Mme la directrice générale, depuis plus de dix ans, le Niger a créé l’Agence Nationale d’Assistance Juridique et Judiciaire, pourquoi la création d’une telle structure ?
Merci de me donner l’occasion de parler de l’Agence Nationale d’Assistance Juridique et Judiciaire afin d’édifier nos compatriotes sur les raisons qui ont amené les autorités à la créer. En effet, au niger, toutes les études menées dans le cadre de la politique sectorielle du Ministère de la Justice ont permis de mettre en exergue le fait que l’accès à la justice était non équitable et non universel. Les principales causes relevées sont l’inadaptation du cadre juridique, l’éloignement des juriductions vis-à-vis des justiciables, le langage trop technique utilisé par les acteurs judiciaires, le coût des procédures, l’analphabétisme des populations, la concentration des avocats dans quelques centres urbains, la non mise en place des fonds prévus pour l’aide judiciaire.
Ainsi, dans le cadre de la réforme de son système judiciaire et en vue de renforcer la démocratie et l’Etat de droit, le Niger a adopté la loi n°2011-42 du 14 décembre 2011 fixant les règles applicables à l’Assistance Juridique et Judiciaire. Aussi, c’est dans cette dynamique et sur la base d’une étude menée sur l’accès à la Justice que fut créé par la même loi, un établissement public à caractère administratif dénommé Agence Nationale de l’Assistance Juridique et Judiciaire (ANAJJ).
Comment fonctionne l’agence?
L’ANAJJ a son siège à Niamey et dispose d’un organe délibérant (le Conseil d’Administration) et d’un organe exécutif (la Direction Générale) et des bureaux locaux qui sont au nombre de dix auprès des Tribunaux de Grande Instance (TGI) à savoir Agadez, Arlit, Diffa, Dosso, Konni, Maradi, Niamey, Tahoua, Tillabéry et Zinder qu’on appelle BAJJ (bureaux locaux d’assistance juridique et judiciaire).
Comment les citoyens peuvent bénéficier des prestations de l’ANAJJ?
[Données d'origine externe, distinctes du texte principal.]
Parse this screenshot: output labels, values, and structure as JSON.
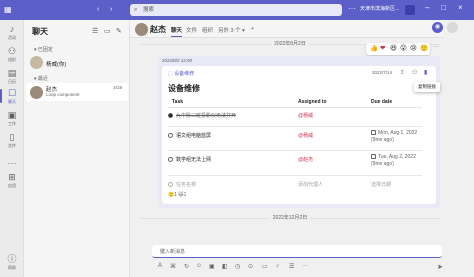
{
  "titlebar": {
    "search_placeholder": "搜索",
    "tenant": "天津市滨海新区..."
  },
  "rail": {
    "items": [
      {
        "label": "活动",
        "icon": "bell-icon"
      },
      {
        "label": "组织",
        "icon": "org-icon"
      },
      {
        "label": "日历",
        "icon": "calendar-icon"
      },
      {
        "label": "聊天",
        "icon": "chat-icon"
      },
      {
        "label": "工作",
        "icon": "briefcase-icon"
      },
      {
        "label": "文件",
        "icon": "file-icon"
      },
      {
        "label": "应用",
        "icon": "apps-icon"
      },
      {
        "label": "帮助",
        "icon": "help-icon"
      }
    ]
  },
  "chatlist": {
    "title": "聊天",
    "pinned_label": "已固定",
    "recent_label": "最近",
    "pinned": [
      {
        "name": "杨威(你)"
      }
    ],
    "recent": [
      {
        "name": "赵杰",
        "subtitle": "Loop component",
        "time": "4/19"
      }
    ]
  },
  "header": {
    "name": "赵杰",
    "tabs": [
      "聊天",
      "文件",
      "组织",
      "另外 3 个"
    ],
    "active_tab": "聊天"
  },
  "chat": {
    "date1": "2022年8月2日",
    "date2": "2022年12月2日",
    "reactions": [
      "👍",
      "❤",
      "😆",
      "😮",
      "😢",
      "🙂"
    ],
    "card": {
      "meta": "2022/8/2 12:00",
      "app": "设备维修",
      "date": "2022/7/14",
      "title": "设备维修",
      "tooltip": "复制链接",
      "columns": [
        "Task",
        "Assigned to",
        "Due date"
      ],
      "rows": [
        {
          "task": "九中除三班投影仪无法打开",
          "assignee": "@杨威",
          "due": "",
          "done": true
        },
        {
          "task": "语文组电脑蓝屏",
          "assignee": "@杨威",
          "due": "Mon, Aug 1, 2022 (9mo ago)",
          "done": false
        },
        {
          "task": "数学组无法上网",
          "assignee": "@赵杰",
          "due": "Tue, Aug 2, 2022 (9mo ago)",
          "done": false
        }
      ],
      "add_task": "任务名称",
      "add_assignee": "添加代理人",
      "add_date": "选择日期",
      "footer": "🙂1 😺1"
    },
    "composer_placeholder": "键入新消息"
  }
}
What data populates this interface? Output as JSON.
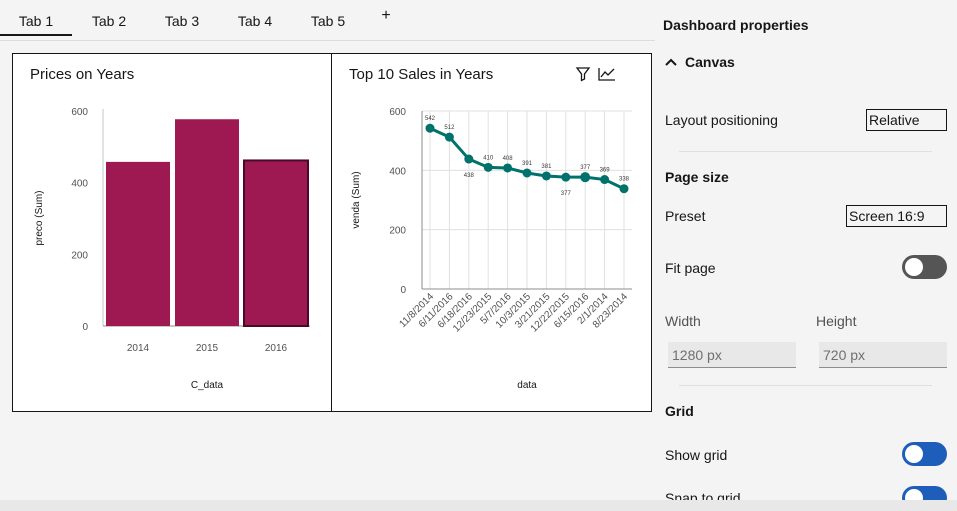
{
  "tabs": [
    {
      "label": "Tab 1",
      "active": true
    },
    {
      "label": "Tab 2",
      "active": false
    },
    {
      "label": "Tab 3",
      "active": false
    },
    {
      "label": "Tab 4",
      "active": false
    },
    {
      "label": "Tab 5",
      "active": false
    }
  ],
  "tab_add_label": "+",
  "widgets": {
    "prices": {
      "title": "Prices on Years"
    },
    "sales": {
      "title": "Top 10 Sales in Years",
      "filter_icon": "filter-icon",
      "chart_icon": "line-chart-icon"
    }
  },
  "chart_data": [
    {
      "type": "bar",
      "title": "Prices on Years",
      "xlabel": "C_data",
      "ylabel": "preco (Sum)",
      "categories": [
        "2014",
        "2015",
        "2016"
      ],
      "values": [
        458,
        577,
        462
      ],
      "ylim": [
        0,
        600
      ],
      "yticks": [
        "0",
        "200",
        "400",
        "600"
      ],
      "grid": false,
      "highlight_index": 2,
      "color": "#9e1951",
      "highlight_color": "#9e1951"
    },
    {
      "type": "line",
      "title": "Top 10 Sales in Years",
      "xlabel": "data",
      "ylabel": "venda (Sum)",
      "categories": [
        "11/8/2014",
        "6/11/2016",
        "6/18/2016",
        "12/23/2015",
        "5/7/2016",
        "10/3/2015",
        "3/21/2015",
        "12/22/2015",
        "6/15/2016",
        "2/1/2014",
        "8/23/2014"
      ],
      "values": [
        542,
        512,
        438,
        410,
        408,
        391,
        381,
        377,
        377,
        369,
        338
      ],
      "data_labels": [
        "542",
        "512",
        "438",
        "410",
        "408",
        "391",
        "381",
        "377",
        "377",
        "369",
        "338"
      ],
      "ylim": [
        0,
        600
      ],
      "yticks": [
        "0",
        "200",
        "400",
        "600"
      ],
      "grid": true,
      "color": "#00716b"
    }
  ],
  "panel": {
    "title": "Dashboard properties",
    "canvas_label": "Canvas",
    "layout_label": "Layout positioning",
    "layout_value": "Relative",
    "page_size_label": "Page size",
    "preset_label": "Preset",
    "preset_value": "Screen 16:9",
    "fit_page_label": "Fit page",
    "fit_page_on": false,
    "width_label": "Width",
    "width_value": "1280 px",
    "height_label": "Height",
    "height_value": "720 px",
    "grid_label": "Grid",
    "show_grid_label": "Show grid",
    "show_grid_on": true,
    "snap_grid_label": "Snap to grid",
    "snap_grid_on": true,
    "accent_color": "#1f5dbb"
  }
}
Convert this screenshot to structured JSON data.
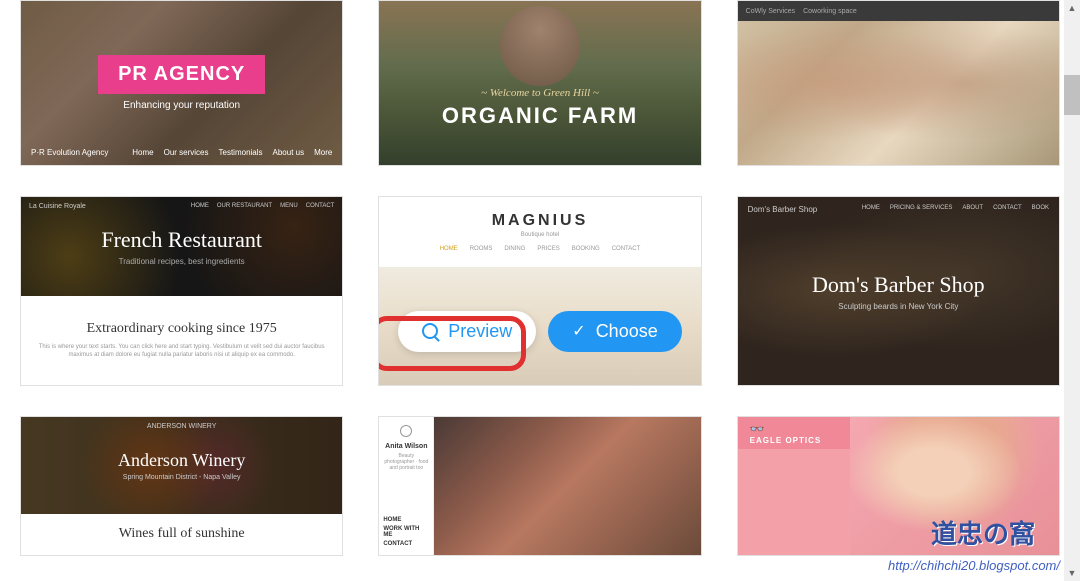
{
  "templates": {
    "pr_agency": {
      "title": "PR AGENCY",
      "subtitle": "Enhancing your reputation",
      "logo": "P·R Evolution Agency",
      "nav": [
        "Home",
        "Our services",
        "Testimonials",
        "About us",
        "More"
      ]
    },
    "organic_farm": {
      "welcome": "~ Welcome to Green Hill ~",
      "title": "ORGANIC FARM"
    },
    "coworking": {
      "topbar_items": [
        "CoWly Services",
        "Coworking space"
      ]
    },
    "french_restaurant": {
      "brand": "La Cuisine Royale",
      "nav": [
        "HOME",
        "OUR RESTAURANT",
        "MENU",
        "CONTACT"
      ],
      "title": "French Restaurant",
      "subtitle": "Traditional recipes, best ingredients",
      "headline": "Extraordinary cooking since 1975",
      "text": "This is where your text starts. You can click here and start typing. Vestibulum ut velit sed dui auctor faucibus maximus at diam dolore eu fugiat nulla pariatur laboris nisi ut aliquip ex ea commodo."
    },
    "magnius": {
      "logo": "MAGNIUS",
      "subtitle": "Boutique hotel",
      "nav": [
        "HOME",
        "ROOMS",
        "DINING",
        "PRICES",
        "BOOKING",
        "CONTACT"
      ]
    },
    "barber": {
      "brand": "Dom's Barber Shop",
      "nav": [
        "HOME",
        "PRICING & SERVICES",
        "ABOUT",
        "CONTACT",
        "BOOK"
      ],
      "title": "Dom's Barber Shop",
      "subtitle": "Sculpting beards in New York City"
    },
    "winery": {
      "brand": "ANDERSON WINERY",
      "title": "Anderson Winery",
      "subtitle": "Spring Mountain District - Napa Valley",
      "tagline": "Wines full of sunshine"
    },
    "anita": {
      "name": "Anita Wilson",
      "subtitle": "Beauty photographer · food and portrait too",
      "nav": [
        "HOME",
        "WORK WITH ME",
        "CONTACT"
      ]
    },
    "eagle": {
      "brand": "EAGLE OPTICS"
    }
  },
  "actions": {
    "preview": "Preview",
    "choose": "Choose"
  },
  "watermark": {
    "text": "道忠の窩",
    "url": "http://chihchi20.blogspot.com/"
  }
}
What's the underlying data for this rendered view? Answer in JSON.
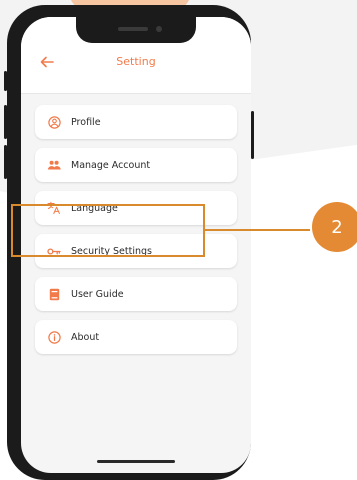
{
  "screen": {
    "title": "Setting",
    "accent_color": "#f27a4a"
  },
  "menu": {
    "items": [
      {
        "label": "Profile",
        "icon": "user-circle-icon"
      },
      {
        "label": "Manage Account",
        "icon": "users-icon"
      },
      {
        "label": "Language",
        "icon": "translate-icon"
      },
      {
        "label": "Security Settings",
        "icon": "key-icon"
      },
      {
        "label": "User Guide",
        "icon": "book-icon"
      },
      {
        "label": "About",
        "icon": "info-icon"
      }
    ]
  },
  "annotation": {
    "step_number": "2",
    "highlight_color": "#d98a2d",
    "badge_color": "#e58a34"
  }
}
Les citoyens peuvent bénéficier des prestation de l’ANAJJ en adressant leur demande à ces bureaux qui sont à Niamey et dans les autres TGI de l’intérieur. Pour rappel le bureau local est composé du président du TGI qui est le président du BAJJ, du greffier en chef qui en est le secrétaire, d’un représentant du ministère de la population, d’un représentant des associations de défense des droits de l’homme et d’un représentant des avocats ou des DCO(Défenseur Commis d’Office).
Les personnes détenues peuvent adresser leur demande par le biais du chef d’établissement pénitentaire pour bénéficier de l’assistance de l’agence.
Dans quels cas les citoyens peuvent-ils saisir l’ANAJJ ?
L’ANAJJ peut être saisie pour des besoins d’assistance juridique ou judiciaire par toute personne vivant sur le territoire de la République du Niger.
L’assistance juridique consiste en un ensemble de prestations destinées à améliorer la compréhension du droit, de la justice et de ses institutions, à prévenir les conflits et favoriser le règlement des différends. Elle est accessible à tous, sans distinction de nationalité, de sexe, d’âge ou de toute autre considération (riche ou pauvre). Elle est gratuite et applicable à tous les domaines du droit et peut être sollicitée en dehors de toute procédure judiciaire ou administrative.
L’assistance judiciaire, quant à elle, consiste en un ensemble de prestations apportées au cours d’une procédure judiciaire au profit de certaines catégories de personnes vulnérables ou de celles qui ne disposent pas de revenus nécessaires pour faire face aux frais d’un procès. Elle est applicable en toutes matières.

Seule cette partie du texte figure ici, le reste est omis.